Interestingly, this all seems to run somewhat contrary to how show director and creator Timothy Greenberg described the scene coming together. In an interview with online entertainment media hub Refinery29, Greenberg said he was surprised Brady even agreed to go with the scene after Kraft’s spa incident happened.

From Refinery29:

During this waiting period [to shoot the scene], news also broke that had [Greenberg] convinced they were going to lose Brady. In [2019], Patriots owner Robert Kraft was charged with soliciting a sex worker at a day spa in a strip mall “that looked almost exactly like what we were shooting. Like, I would have used it as a reference photo,” Greenberg admits. “So we’re like, ‘Alright, this is clearly not going to happen now.”

In the end, it did. After the Patriots won [Super Bowl LII], Greenberg, Rudd, and the crew headed up to Boston to shoot the cameo in a parking lot.

“Paul and I were talking football with him for a good hour,” Greenberg says. “It was really super cool and again, I’m a Jets fan so I had mixed feelings, but he’s also the greatest quarterback of all time.”

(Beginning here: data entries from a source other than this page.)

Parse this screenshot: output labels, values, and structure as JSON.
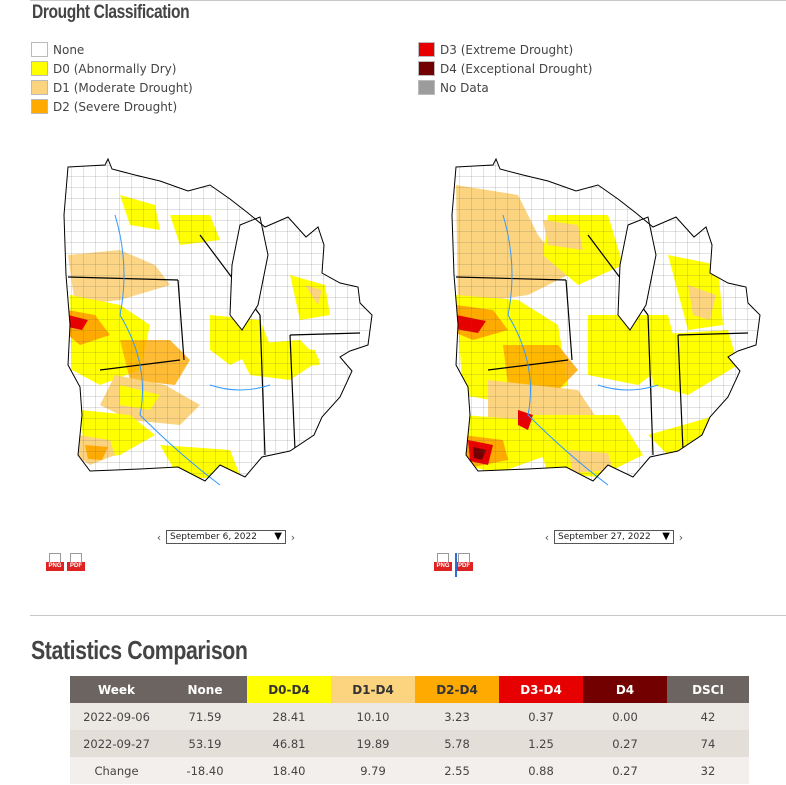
{
  "drought": {
    "title": "Drought Classification",
    "legend_left": [
      {
        "label": "None",
        "color": "#ffffff"
      },
      {
        "label": "D0 (Abnormally Dry)",
        "color": "#ffff00"
      },
      {
        "label": "D1 (Moderate Drought)",
        "color": "#fcd37f"
      },
      {
        "label": "D2 (Severe Drought)",
        "color": "#ffaa00"
      }
    ],
    "legend_right": [
      {
        "label": "D3 (Extreme Drought)",
        "color": "#e60000"
      },
      {
        "label": "D4 (Exceptional Drought)",
        "color": "#730000"
      },
      {
        "label": "No Data",
        "color": "#9c9c9c"
      }
    ]
  },
  "maps": [
    {
      "date": "September 6, 2022",
      "prev": "‹",
      "next": "›"
    },
    {
      "date": "September 27, 2022",
      "prev": "‹",
      "next": "›"
    }
  ],
  "downloads": {
    "png": "PNG",
    "pdf": "PDF"
  },
  "stats": {
    "title": "Statistics Comparison",
    "headers": [
      "Week",
      "None",
      "D0-D4",
      "D1-D4",
      "D2-D4",
      "D3-D4",
      "D4",
      "DSCI"
    ],
    "header_colors": [
      "#6b6460",
      "#6b6460",
      "#ffff00",
      "#fcd37f",
      "#ffaa00",
      "#e60000",
      "#730000",
      "#6b6460"
    ],
    "header_text_colors": [
      "#ffffff",
      "#ffffff",
      "#333333",
      "#333333",
      "#333333",
      "#ffffff",
      "#ffffff",
      "#ffffff"
    ],
    "rows": [
      [
        "2022-09-06",
        "71.59",
        "28.41",
        "10.10",
        "3.23",
        "0.37",
        "0.00",
        "42"
      ],
      [
        "2022-09-27",
        "53.19",
        "46.81",
        "19.89",
        "5.78",
        "1.25",
        "0.27",
        "74"
      ],
      [
        "Change",
        "-18.40",
        "18.40",
        "9.79",
        "2.55",
        "0.88",
        "0.27",
        "32"
      ]
    ]
  }
}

Greenberg still doesn’t know why the GOAT agreed to do his show and he’s fine with never knowing.

“I’m writing something else now that’s about somebody getting trapped in a world where suddenly things are going too well and this was like that,” Greenberg says about getting Brady. “Like, really, something is wrong here. This can’t be real.”

At the very least, Greenberg sure seemed cognizant of something Brady allegedly wasn’t: that the Kraft incident would cast the scene in an eyebrow-raising light.

In the scene, Rudd pulls to the front of the spa — which is cast as a front for cloning human customers. Rudd is having some consternation about entering. But just before he’s about to bail on the idea, he’s stunned to see Brady step out of the spa. Brady steps out of the door and takes what appears to be a deep and refreshed breath, leaving Rudd stunned.

Brady looks at Rudd and asks, “First time?”

“Uh-huh,” Rudd says. “You?”

“Sixth,” Brady replies.

He then steps into a black SUV and departs.

Ultimately, it’s going to be left up to viewers to decide if they see some similarities, or whether Brady should have known what was coming after shooting the scene following Kraft’s troubles. But he’s clearly mad that parallels are being seen — while suggesting that he didn’t know they’d even be possible in the first place.